The signal processing device according to the present invention is applied to an abnormality detection device, a monitoring device, an inspection device using a measurement signal such as a monitor signal or a sensor signal, a noise removal device for a sound / voice signal, a signal enhancement device, and the like. can do.

[0039]

As described above in detail, according to the present invention, a wavelet transform is applied as a pre-process for filtering a mixed signal, and a wavelet inverse transform is applied as a post-process to remove noise components in a space of wavelet coefficients. Is performed, the noise and the target signal overlap to deform the signal shape, or the S / N of the measurement signal
Even when it is difficult to remove noise by the conventional method such as when the ratio is small, the noise component can be reliably removed, and a very high filtering ability can be obtained.

[Brief description of the drawings]

FIG. 1 is a block diagram showing an overall configuration of a signal processing apparatus according to an embodiment of the present invention.

FIG. 2 is a flowchart showing an overall processing operation in the embodiment.

FIG. 3 is a flowchart showing a processing operation of the filter generation device in the embodiment.

FIG. 4 is an exemplary view for explaining a noise separating operation in the embodiment.

FIG. 5 is a diagram showing a configuration example of a conventional signal processing device.

FIG. 6 is a diagram showing another configuration example of a conventional signal processing device.

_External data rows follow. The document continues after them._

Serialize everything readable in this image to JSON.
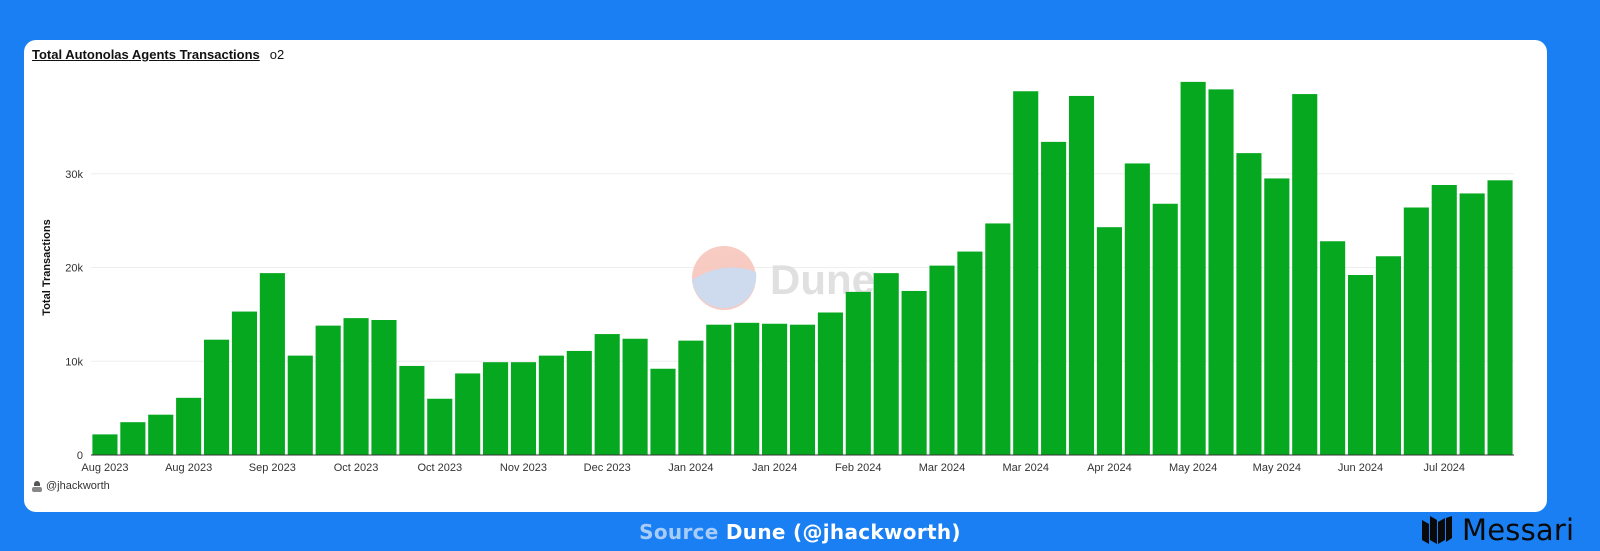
{
  "header": {
    "title": "Total Autonolas Agents Transactions",
    "subtitle": "o2"
  },
  "author": {
    "handle": "@jhackworth"
  },
  "watermark": {
    "text": "Dune"
  },
  "footer": {
    "source_label": "Source",
    "source_value": "Dune (@jhackworth)",
    "brand_name": "Messari"
  },
  "colors": {
    "page_bg": "#1A7FF2",
    "bar": "#05A81F",
    "watermark_top": "#F7C6BC",
    "watermark_bottom": "#C9D6EC"
  },
  "chart_data": {
    "type": "bar",
    "ylabel": "Total Transactions",
    "xlabel": "",
    "ylim": [
      0,
      40000
    ],
    "yticks": [
      0,
      10000,
      20000,
      30000
    ],
    "ytick_labels": [
      "0",
      "10k",
      "20k",
      "30k"
    ],
    "grid": true,
    "x_tick_labels": [
      {
        "index": 0,
        "label": "Aug 2023"
      },
      {
        "index": 3,
        "label": "Aug 2023"
      },
      {
        "index": 6,
        "label": "Sep 2023"
      },
      {
        "index": 9,
        "label": "Oct 2023"
      },
      {
        "index": 12,
        "label": "Oct 2023"
      },
      {
        "index": 15,
        "label": "Nov 2023"
      },
      {
        "index": 18,
        "label": "Dec 2023"
      },
      {
        "index": 21,
        "label": "Jan 2024"
      },
      {
        "index": 24,
        "label": "Jan 2024"
      },
      {
        "index": 27,
        "label": "Feb 2024"
      },
      {
        "index": 30,
        "label": "Mar 2024"
      },
      {
        "index": 33,
        "label": "Mar 2024"
      },
      {
        "index": 36,
        "label": "Apr 2024"
      },
      {
        "index": 39,
        "label": "May 2024"
      },
      {
        "index": 42,
        "label": "May 2024"
      },
      {
        "index": 45,
        "label": "Jun 2024"
      },
      {
        "index": 48,
        "label": "Jul 2024"
      }
    ],
    "values": [
      2200,
      3500,
      4300,
      6100,
      12300,
      15300,
      19400,
      10600,
      13800,
      14600,
      14400,
      9500,
      6000,
      8700,
      9900,
      9900,
      10600,
      11100,
      12900,
      12400,
      9200,
      12200,
      13900,
      14100,
      14000,
      13900,
      15200,
      17400,
      19400,
      17500,
      20200,
      21700,
      24700,
      38800,
      33400,
      38300,
      24300,
      31100,
      26800,
      39800,
      39000,
      32200,
      29500,
      38500,
      22800,
      19200,
      21200,
      26400,
      28800,
      27900,
      29300
    ]
  }
}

FIG. 7 is a diagram for explaining a noise separating operation of a conventional signal processing device.

[Explanation of symbols]

 DESCRIPTION OF SYMBOLS 1 Signal processing apparatus 2 Wavelet coefficient filter generation apparatus 3 Wavelet filter apparatus 4, 4 'wavelet transformation apparatus 5 Filter generation apparatus 6 Filtering apparatus 7 Wavelet inverse transformation apparatus

──────────────────────────────────────────────────続 き Continuing on the front page (72) Inventor Shigeatsu Katayama 1-1-1, Wadasaki-cho, Hyogo-ku, Kobe-shi, Hyogo Prefecture Inside Mitsubishi Heavy Industries, Ltd.Kobe Shipyard (72) Inventor Kiichi Sugimoto, Hyogo-ku, Kobe-shi, Hyogo 1-1 1-1 Tazakicho Mitsubishi Heavy Industries, Ltd. Kobe Shipyard (58) Field surveyed (Int. Cl. ⁷ , DB name) G01D 3/00 G01D 5/00

Claims (1)

(57) [Claims] 1. A teacher signal Ni (t) of noise (i is an arbitrary number equal to or greater than 1) and a teacher signal Sj (t) (j of a target signal).
Is given by 1 or more), the wavelet transform coefficient sequence WS + N (t, a) (a: scale, t: time) of all the teacher signals, and only the teacher signal of the target signal Wavelet transform means for obtaining a wavelet transform coefficient sequence WS (t, a) of the following formula: Wavelet transform coefficient sequence WS + N (t, a) output from the wavelet transform means is a wavelet transform coefficient sequence WS (t, a) Filter generation means for generating a wavelet coefficient filter F which comes closest to the following: a time-series mixed signal V (t) in which noise and a target signal are mixed
Is given, the wavelet transform means generates a wavelet transform coefficient sequence WV of the mixed signal V (t).
Means for calculating (t, a); and a wavelet transform coefficient sequence W V (t, a) determined by the wavelet transform means, which is filtered by the filter F determined by the filter generating means to obtain a coefficient sequence W ^f
Filtering means for generating V (t, a); and a coefficient sequence W ^f V generated by the filtering means.
A signal processing apparatus comprising: wavelet inverse transform means for performing a wavelet inverse transform on (t, a) and outputting a noise-removed signal V ^f (t).